Evidemment, il avait été très occupé ses derniers temps à repousser une invasion alien provoquée par un dieu fou, tout ça à cause d'une arme secrète dont il avait lui même participé à la disparition temporaire des décennies auparavant en s'écrasant sur la banquise...Mais non, on ne laissait jamais le passé reposer en paix. On ne l'avait pas laissé, lui, reposer en paix. Et pourtant... il en avait eu envie. Et puis il y avait eu les Vengeurs, ce groupe si disparate qui n'aurait jamais dû marcher si ça n'avait été pour le sacrifice d'un homme. A croire qu'il fallait la mort de quelqu'un de bien pour que quelque chose se passe dans sa vie...Mais le monde était sauf, le monde tournait encore.

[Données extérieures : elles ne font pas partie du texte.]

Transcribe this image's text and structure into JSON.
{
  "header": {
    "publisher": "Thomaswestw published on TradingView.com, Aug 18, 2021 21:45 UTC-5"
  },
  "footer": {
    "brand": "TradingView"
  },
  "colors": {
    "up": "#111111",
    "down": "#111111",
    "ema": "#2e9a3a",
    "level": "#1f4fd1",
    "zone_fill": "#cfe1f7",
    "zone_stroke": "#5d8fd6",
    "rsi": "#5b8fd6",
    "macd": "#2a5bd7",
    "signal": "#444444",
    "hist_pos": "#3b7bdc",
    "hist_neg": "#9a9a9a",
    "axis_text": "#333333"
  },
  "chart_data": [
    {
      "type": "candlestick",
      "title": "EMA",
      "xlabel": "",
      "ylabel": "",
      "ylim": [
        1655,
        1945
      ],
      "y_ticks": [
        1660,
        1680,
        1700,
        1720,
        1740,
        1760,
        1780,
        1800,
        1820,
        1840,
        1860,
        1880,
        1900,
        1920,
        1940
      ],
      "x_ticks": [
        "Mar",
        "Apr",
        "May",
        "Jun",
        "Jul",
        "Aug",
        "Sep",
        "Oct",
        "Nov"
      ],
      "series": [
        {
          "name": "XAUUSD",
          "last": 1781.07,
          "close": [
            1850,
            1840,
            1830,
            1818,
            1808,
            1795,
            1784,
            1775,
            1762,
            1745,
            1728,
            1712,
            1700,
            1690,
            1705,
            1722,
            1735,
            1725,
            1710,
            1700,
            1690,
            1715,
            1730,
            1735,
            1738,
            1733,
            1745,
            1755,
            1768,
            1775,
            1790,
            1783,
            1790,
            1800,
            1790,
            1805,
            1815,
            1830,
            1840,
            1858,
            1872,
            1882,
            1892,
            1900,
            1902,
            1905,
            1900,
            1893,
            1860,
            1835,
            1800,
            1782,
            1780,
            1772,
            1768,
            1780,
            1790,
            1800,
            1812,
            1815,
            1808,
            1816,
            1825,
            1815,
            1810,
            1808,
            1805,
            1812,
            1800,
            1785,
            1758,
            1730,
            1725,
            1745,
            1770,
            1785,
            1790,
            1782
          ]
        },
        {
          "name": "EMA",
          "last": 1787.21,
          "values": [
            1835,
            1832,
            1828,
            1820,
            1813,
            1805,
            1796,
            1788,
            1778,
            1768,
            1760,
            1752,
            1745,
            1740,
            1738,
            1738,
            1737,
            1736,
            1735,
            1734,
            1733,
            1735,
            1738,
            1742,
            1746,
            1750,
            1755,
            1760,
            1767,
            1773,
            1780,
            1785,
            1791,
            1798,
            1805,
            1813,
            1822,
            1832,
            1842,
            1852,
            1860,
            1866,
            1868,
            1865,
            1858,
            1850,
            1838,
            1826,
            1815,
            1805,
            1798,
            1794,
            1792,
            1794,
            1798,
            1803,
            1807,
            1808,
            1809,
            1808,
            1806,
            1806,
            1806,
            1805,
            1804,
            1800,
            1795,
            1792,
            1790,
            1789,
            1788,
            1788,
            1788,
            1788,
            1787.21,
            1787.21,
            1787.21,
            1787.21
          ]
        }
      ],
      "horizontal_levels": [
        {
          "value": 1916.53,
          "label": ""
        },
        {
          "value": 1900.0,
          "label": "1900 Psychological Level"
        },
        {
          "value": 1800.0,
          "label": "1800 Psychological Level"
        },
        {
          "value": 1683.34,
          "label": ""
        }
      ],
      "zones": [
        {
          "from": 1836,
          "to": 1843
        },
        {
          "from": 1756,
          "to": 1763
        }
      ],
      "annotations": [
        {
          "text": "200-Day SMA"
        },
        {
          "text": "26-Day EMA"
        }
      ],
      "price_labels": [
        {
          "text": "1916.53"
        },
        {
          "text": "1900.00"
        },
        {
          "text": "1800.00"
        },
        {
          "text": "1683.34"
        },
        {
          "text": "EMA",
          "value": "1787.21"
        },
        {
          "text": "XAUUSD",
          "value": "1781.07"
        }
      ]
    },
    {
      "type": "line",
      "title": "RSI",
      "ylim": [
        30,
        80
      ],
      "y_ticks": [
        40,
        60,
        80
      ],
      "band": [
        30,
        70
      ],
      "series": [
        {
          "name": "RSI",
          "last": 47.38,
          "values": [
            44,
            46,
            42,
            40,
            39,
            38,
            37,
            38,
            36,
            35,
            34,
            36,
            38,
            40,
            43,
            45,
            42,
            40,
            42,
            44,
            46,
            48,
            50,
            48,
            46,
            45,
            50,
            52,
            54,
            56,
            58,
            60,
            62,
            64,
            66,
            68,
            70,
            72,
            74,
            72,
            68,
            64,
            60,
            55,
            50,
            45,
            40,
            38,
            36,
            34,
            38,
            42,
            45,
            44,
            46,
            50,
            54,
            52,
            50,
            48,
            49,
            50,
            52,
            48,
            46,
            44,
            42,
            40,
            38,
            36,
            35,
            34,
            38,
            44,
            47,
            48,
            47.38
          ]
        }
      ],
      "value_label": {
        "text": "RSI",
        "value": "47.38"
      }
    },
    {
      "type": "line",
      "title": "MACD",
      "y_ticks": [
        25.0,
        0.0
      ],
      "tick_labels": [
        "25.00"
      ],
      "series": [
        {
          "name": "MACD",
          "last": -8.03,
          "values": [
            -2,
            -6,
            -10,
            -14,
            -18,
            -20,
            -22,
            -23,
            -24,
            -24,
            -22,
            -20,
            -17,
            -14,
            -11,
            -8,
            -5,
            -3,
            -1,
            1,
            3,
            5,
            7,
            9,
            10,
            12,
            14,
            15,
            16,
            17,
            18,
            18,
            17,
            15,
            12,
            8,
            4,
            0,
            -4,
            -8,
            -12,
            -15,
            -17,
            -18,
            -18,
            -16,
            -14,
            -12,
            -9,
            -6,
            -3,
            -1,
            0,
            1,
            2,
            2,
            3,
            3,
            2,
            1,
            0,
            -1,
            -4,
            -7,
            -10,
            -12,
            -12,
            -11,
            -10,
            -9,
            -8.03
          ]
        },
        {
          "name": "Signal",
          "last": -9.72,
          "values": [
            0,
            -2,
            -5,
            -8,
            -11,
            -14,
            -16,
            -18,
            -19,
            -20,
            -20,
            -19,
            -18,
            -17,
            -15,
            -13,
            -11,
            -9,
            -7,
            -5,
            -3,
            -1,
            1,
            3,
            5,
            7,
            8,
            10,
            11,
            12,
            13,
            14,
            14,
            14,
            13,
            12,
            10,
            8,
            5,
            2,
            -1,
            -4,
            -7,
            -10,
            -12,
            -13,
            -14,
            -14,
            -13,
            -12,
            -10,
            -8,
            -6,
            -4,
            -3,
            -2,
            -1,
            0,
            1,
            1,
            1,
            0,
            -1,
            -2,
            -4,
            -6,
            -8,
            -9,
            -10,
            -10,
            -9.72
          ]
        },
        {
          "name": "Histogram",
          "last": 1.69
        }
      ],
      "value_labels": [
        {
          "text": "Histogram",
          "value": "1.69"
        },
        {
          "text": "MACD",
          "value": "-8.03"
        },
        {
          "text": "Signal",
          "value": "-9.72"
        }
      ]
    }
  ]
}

Une fois les évènements finis, ils avaient collectivement décidé de disparaître, de se faire oublier. Thor retournait en Asgard, Tony et Bruce étaient partis pour un séjour dans un lieu reculé "au nom de la science", Clint et Natasha avaient du se prendre des vacances comme les espions en ont le secret... Lui, il était parti voir le monde, ce monde qu'il n'avait plus vu pendant 70 ans. Il avait été impressionné, il avait été déçu, il avait vu, il avait senti, il avait goûté...Mais tout ça n'avait aucun intérêt sans personne avec qui le partager. Il savait que Peggy était toujours vivante. Il aurait dû aller la voir. Mais pourquoi faire? Pour se rappeler d'un passé définitivement perdu et se torturer avec une vie possible qui leur avait été arrachée? Il l'aimait, ça avait été une belle idée, et il ne voulait pas perdre ce à quoi il tenait au nom d'une froide et cruelle réalité. Il n'y était pas allé. Il avait décidé que pour elle, il resterait mort et enterré. Pour ne pas déranger, pour ne pas rappeler de bons souvenirs, mais qui ne feraient au final que du mal. Mais lui, il n'arrivait pas à chasser son visage de ses pensées. Il dessinait ses traits sur d'innombrables bouts de papier dès qu'il laissait son esprit vagabonder.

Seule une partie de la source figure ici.